When Groupon stormed onto the e-commerce scene in 2008 it sought to bring group buying to the U.S. But unlike in China, it never quite panned out as the company envisioned forcing it to pivot to coupons. Now, new research from Maryland Smith is examining why that happened and how companies can best implement the strategy.
Group buying – where a product or service discounts from a base price are made available during a predetermined sign-up window based on whether a certain number of consumers meet a sign-up threshold – has helped China’s top e-commerce platforms like Taobao, owned by the Alibaba Group, and JD generate millions of dollars of revenue. Pinduoduo, a platform that started in 2015 and focuses on group buying, has reached more than $60 Billion value with an annual revenue of $14.74 Billion in 2021.
Maryland Smith’s Tunay Tunca and 2017 PhD graduate Liu Ming, now an assistant professor at the Chinese University of Hong Kong Shenzhen, examined the conditions that helped make group buying so successful in China and developed a model that can help companies to design group buying events to implement them profitably.
One reason for group buying’s success disparity between the U.S. and China, Tunca notes, has to do with cultural consumer behavior differences. In the U.S., consumers are accustomed to paying sticker prices for goods and services, while active deal-seeking and bargaining are often reserved for larger purchases like houses and cars.
But group buying, Tunca says, is much better suited in countries with strong bargaining cultures, like China.
“People in the U.S. are more individualistic when it comes to their purchases. They don't necessarily want to advertise what they are buying or coordinate their shopping with other people,” says Tunca, Dean’s Professor of Management Science and Operations Management at the University of Maryland’s Robert H. Smith School of Business. “In other cultures it's different.
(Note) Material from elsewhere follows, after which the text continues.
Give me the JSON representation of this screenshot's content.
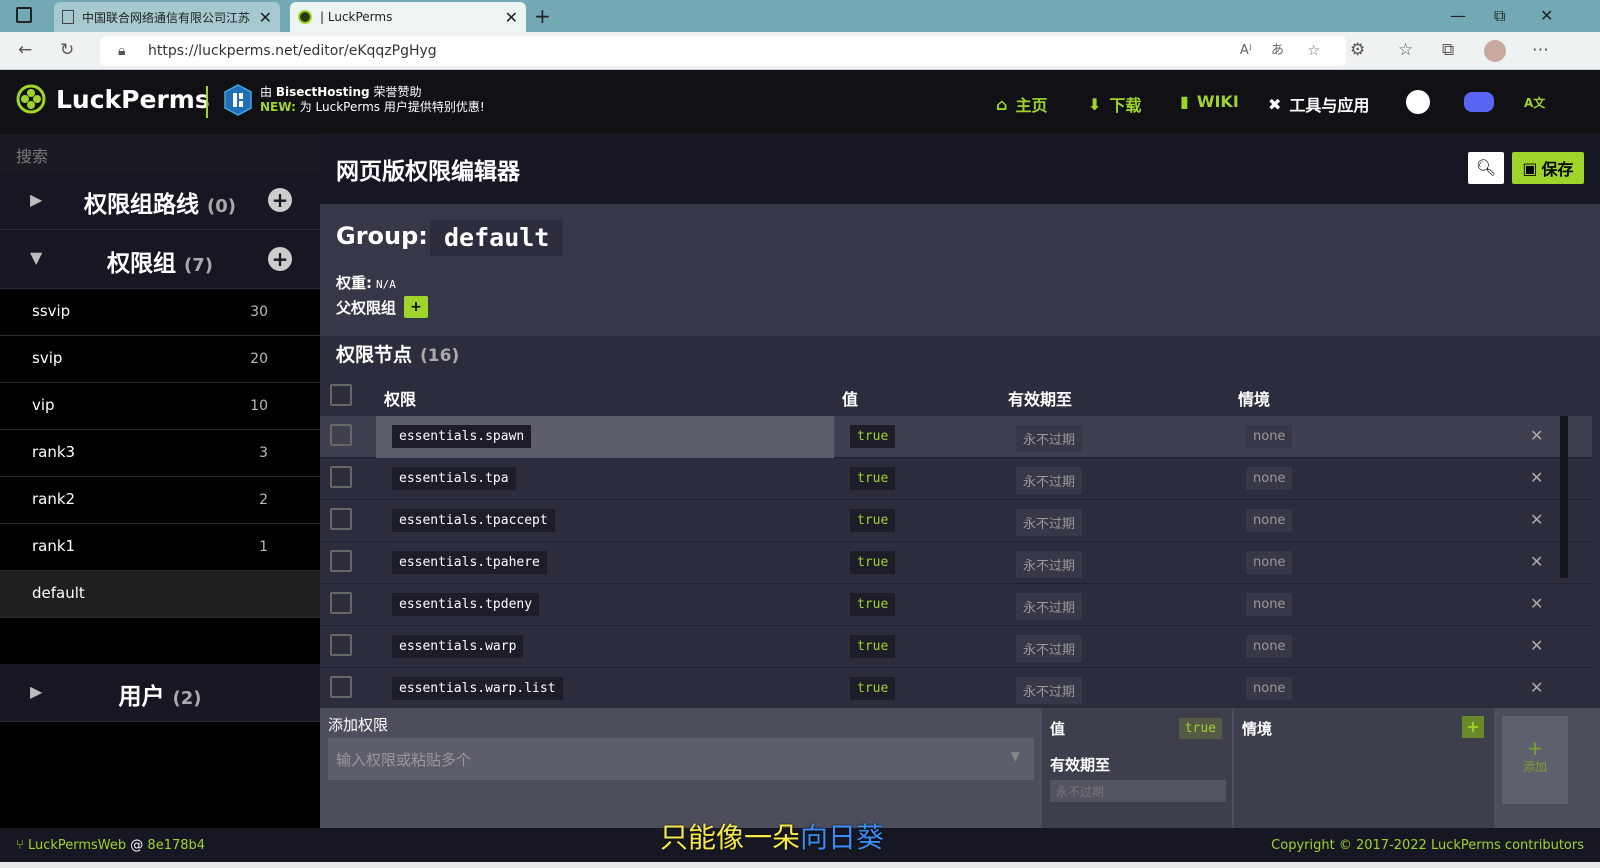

Spending the effort to get a discount or a better price is a normal part of everyday life.”
Taking those cultural issues into consideration is just the first step toward successfully implementing group buying, Tunca says. The next is designing the group buying process correctly to make it profitable.
Companies have to find a ‘sweet spot’ where the threshold for a deal materializing is not too high and they feel their efforts to get others to join in on the deal will not be a complete waste, he says, but not low enough so the customers will still have incentives to spend the effort to convince friends and family or in some cases online acquaintances to join the purchase, effectively acting as volunteer sales agents for the company.
The predominant way that is being manifested in China today, Tunca says, is through low thresholds and short time windows. For businesses like Pinduoduo in particular, that formula works especially well for small items with high purchase frequency, like groceries, and has been the main driver toward its current active user base of 850 million customers.
The model developed in this research, Tunca says, enables businesses to apply data from previous group buying sales, such as the number and patterns of customer sign-up rates, as well as purchasing behavior for comparable products that were sold through traditional methods, to help determine parameters such as base prices and deal discounts for future deals and improve profits.
“This is the first paper to demonstrate based on data that companies can employ group buying profitably by effectively incentivizing customers to help boost demand,” says Tunca. “Further, our analysis shows that by applying our model to help better design a group buying event, sellers could see their profits improve by more than 30% in some cases, which is substantial.”